Фэш поцеловал ее острые торчащие ребра, выпирающие тазовые кости и наконец спустился ниже. Горячее дыхание обожгло, и Василиса задохнулась от эмоций. Впервые за долгое время.
Внутри скрутился тугой узел, комок из страсти и желания, испытываемых ею впервые. Она даже не знала раньше, каково это.
Теперь знала.
Обжигающе горячо.
Танцуй, танцуй, полумесяц.
Этот демон такой же дикий и безумный, как и она. Он будто пытается выпить ее до дна, сводит с ума своими прикосновениями и этим чертовым языком, творящим такие чудовищные вещи. Чудовищно-прекрасные, черт возьми.
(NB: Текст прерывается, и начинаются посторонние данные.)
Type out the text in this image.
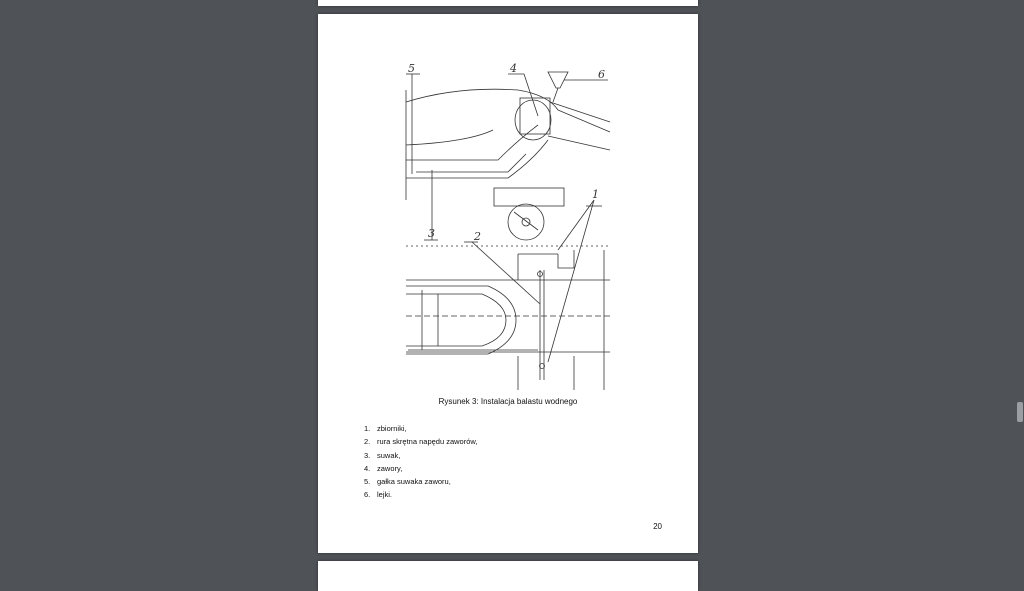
5	4	6
3	2
1
Rysunek 3: Instalacja balastu wodnego
1. zbiorniki,
2. rura skrętna napędu zaworów,
3. suwak,
4. zawory,
5. gałka suwaka zaworu,
6. lejki.
20
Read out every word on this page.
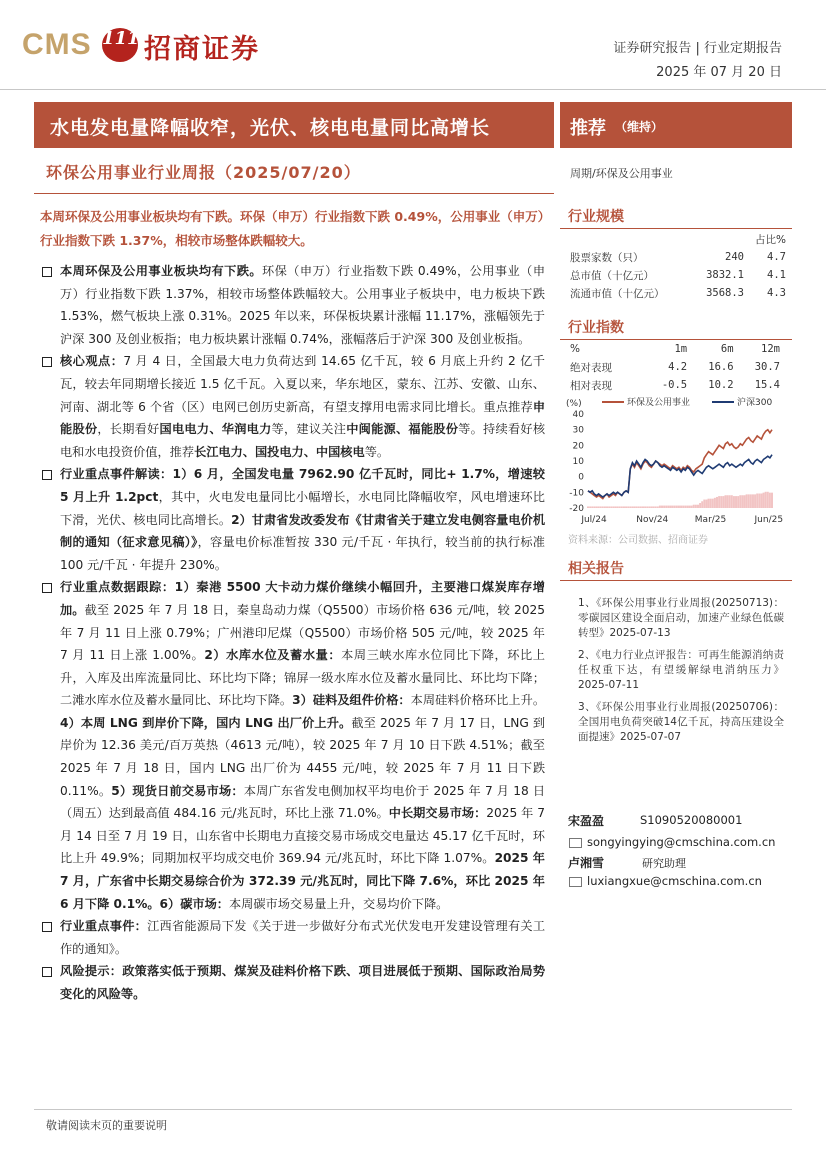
CMS 111 招商证券	证券研究报告 | 行业定期报告
2025 年 07 月 20 日
水电发电量降幅收窄，光伏、核电电量同比高增长	推荐 （维持）
环保公用事业行业周报（2025/07/20）	周期/环保及公用事业
本周环保及公用事业板块均有下跌。环保（申万）行业指数下跌 0.49%，公用事业（申万）行业指数下跌 1.37%，相较市场整体跌幅较大。
本周环保及公用事业板块均有下跌。环保（申万）行业指数下跌 0.49%，公用事业（申万）行业指数下跌 1.37%，相较市场整体跌幅较大。公用事业子板块中，电力板块下跌 1.53%，燃气板块上涨 0.31%。2025 年以来，环保板块累计涨幅 11.17%，涨幅领先于沪深 300 及创业板指；电力板块累计涨幅 0.74%，涨幅落后于沪深 300 及创业板指。
核心观点：7 月 4 日，全国最大电力负荷达到 14.65 亿千瓦，较 6 月底上升约 2 亿千瓦，较去年同期增长接近 1.5 亿千瓦。入夏以来，华东地区，蒙东、江苏、安徽、山东、河南、湖北等 6 个省（区）电网已创历史新高，有望支撑用电需求同比增长。重点推荐申能股份，长期看好国电电力、华润电力等，建议关注中闽能源、福能股份等。持续看好核电和水电投资价值，推荐长江电力、国投电力、中国核电等。
行业重点事件解读：1）6 月，全国发电量 7962.90 亿千瓦时，同比+ 1.7%，增速较 5 月上升 1.2pct，其中，火电发电量同比小幅增长，水电同比降幅收窄，风电增速环比下滑，光伏、核电同比高增长。2）甘肃省发改委发布《甘肃省关于建立发电侧容量电价机制的通知（征求意见稿）》，容量电价标准暂按 330 元/千瓦 · 年执行，较当前的执行标准 100 元/千瓦 · 年提升 230%。
行业重点数据跟踪：1）秦港 5500 大卡动力煤价继续小幅回升，主要港口煤炭库存增加。截至 2025 年 7 月 18 日，秦皇岛动力煤（Q5500）市场价格 636 元/吨，较 2025 年 7 月 11 日上涨 0.79%；广州港印尼煤（Q5500）市场价格 505 元/吨，较 2025 年 7 月 11 日上涨 1.00%。2）水库水位及蓄水量：本周三峡水库水位同比下降，环比上升，入库及出库流量同比、环比均下降；锦屏一级水库水位及蓄水量同比、环比均下降；二滩水库水位及蓄水量同比、环比均下降。3）硅料及组件价格：本周硅料价格环比上升。4）本周 LNG 到岸价下降，国内 LNG 出厂价上升。截至 2025 年 7 月 17 日，LNG 到岸价为 12.36 美元/百万英热（4613 元/吨），较 2025 年 7 月 10 日下跌 4.51%；截至 2025 年 7 月 18 日，国内 LNG 出厂价为 4455 元/吨，较 2025 年 7 月 11 日下跌 0.11%。5）现货日前交易市场：本周广东省发电侧加权平均电价于 2025 年 7 月 18 日（周五）达到最高值 484.16 元/兆瓦时，环比上涨 71.0%。中长期交易市场：2025 年 7 月 14 日至 7 月 19 日，山东省中长期电力直接交易市场成交电量达 45.17 亿千瓦时，环比上升 49.9%；同期加权平均成交电价 369.94 元/兆瓦时，环比下降 1.07%。2025 年 7 月，广东省中长期交易综合价为 372.39 元/兆瓦时，同比下降 7.6%，环比 2025 年 6 月下降 0.1%。6）碳市场：本周碳市场交易量上升，交易均价下降。
行业重点事件：江西省能源局下发《关于进一步做好分布式光伏发电开发建设管理有关工作的通知》。
风险提示：政策落实低于预期、煤炭及硅料价格下跌、项目进展低于预期、国际政治局势变化的风险等。
行业规模
		占比%
股票家数（只）	240	4.7
总市值（十亿元）	3832.1	4.1
流通市值（十亿元）	3568.3	4.3
行业指数
%	1m	6m	12m
绝对表现	4.2	16.6	30.7
相对表现	-0.5	10.2	15.4
(%)
40
30
20
10
0
-10
-20
Jul/24	Nov/24	Mar/25	Jun/25
环保及公用事业	沪深300
资料来源：公司数据、招商证券
相关报告
1、《环保公用事业行业周报(20250713)：零碳园区建设全面启动，加速产业绿色低碳转型》2025-07-13
2、《电力行业点评报告：可再生能源消纳责任权重下达，有望缓解绿电消纳压力》2025-07-11
3、《环保公用事业行业周报(20250706)：全国用电负荷突破14亿千瓦，持高压建设全面提速》2025-07-07
宋盈盈	S1090520080001
songyingying@cmschina.com.cn
卢湘雪	研究助理
luxiangxue@cmschina.com.cn
敬请阅读末页的重要说明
В глазах Фэша — небо. Дикое, ночное, чернильно-черное. Она посмотрела на него сверху вниз, впилась пальцами в кудрявые волосы, прикусив губу.
И вдруг резко распахнула глаза,
потерявшись
окончательно.
Через секунду пришло подростковое смущение. Оно ударило промеж крыльев так, что Василиса задохнулась. Фэш улыбнулся так же смущенно, лег рядом, накрыл тяжелым теплым одеялом.
— Я люблю тебя.
Василиса замерла, сжалась в комок, потерялась.
— И я буду рядом. Мы разберемся со всем этим вместе.
В м е с т е.
Какое прекрасное слово.
*
Яд, боль, страх — вот что приходит с дневным светом. Василиса осторожно встала с кровати, отыскала в шкафу большой длинный свитер с высоким горлом, натянула его, почти брезгливо поморщившись при виде алых пятен почти по всему телу.
Этот поступок был таким глупым, таким невероятным для нее, что стало страшно. Впервые в жизни она испытала страсть. Она испытала хоть что-то.
И это ей так понравилось, что до безумия пугало.
Это было так дико, так невероятно, так на грани, что на выдохе забываешь собственное имя и теряешься в ощущениях. Горячо, ярко, пьяняще.
А теперь Василисе стыдно даже в глаза ему смотреть, потому что это она, она не совладала с новыми испытанными эмоциями, потерялась.
Страсть была, и правда, как глоток вина. Пьянящая, сладкая, пряная, в какой-то момент — острая. В ней теряешься и тонешь.
Забываешься.
Стонешь.
Василиса непроизвольно покраснела, захватила со стола вчера так и не дочитанный роман и пошла в комнату к Николь. Там думалось легче всего.
Там даже дышалось легче.
Николь мерно дышала, спокойно улыбаясь во сне. Она была солнечным лучиком во мгле ее существования. Милая, маленькая, чистая и невинная, но уже такая взрослая, потому что пережила самый ужас войны.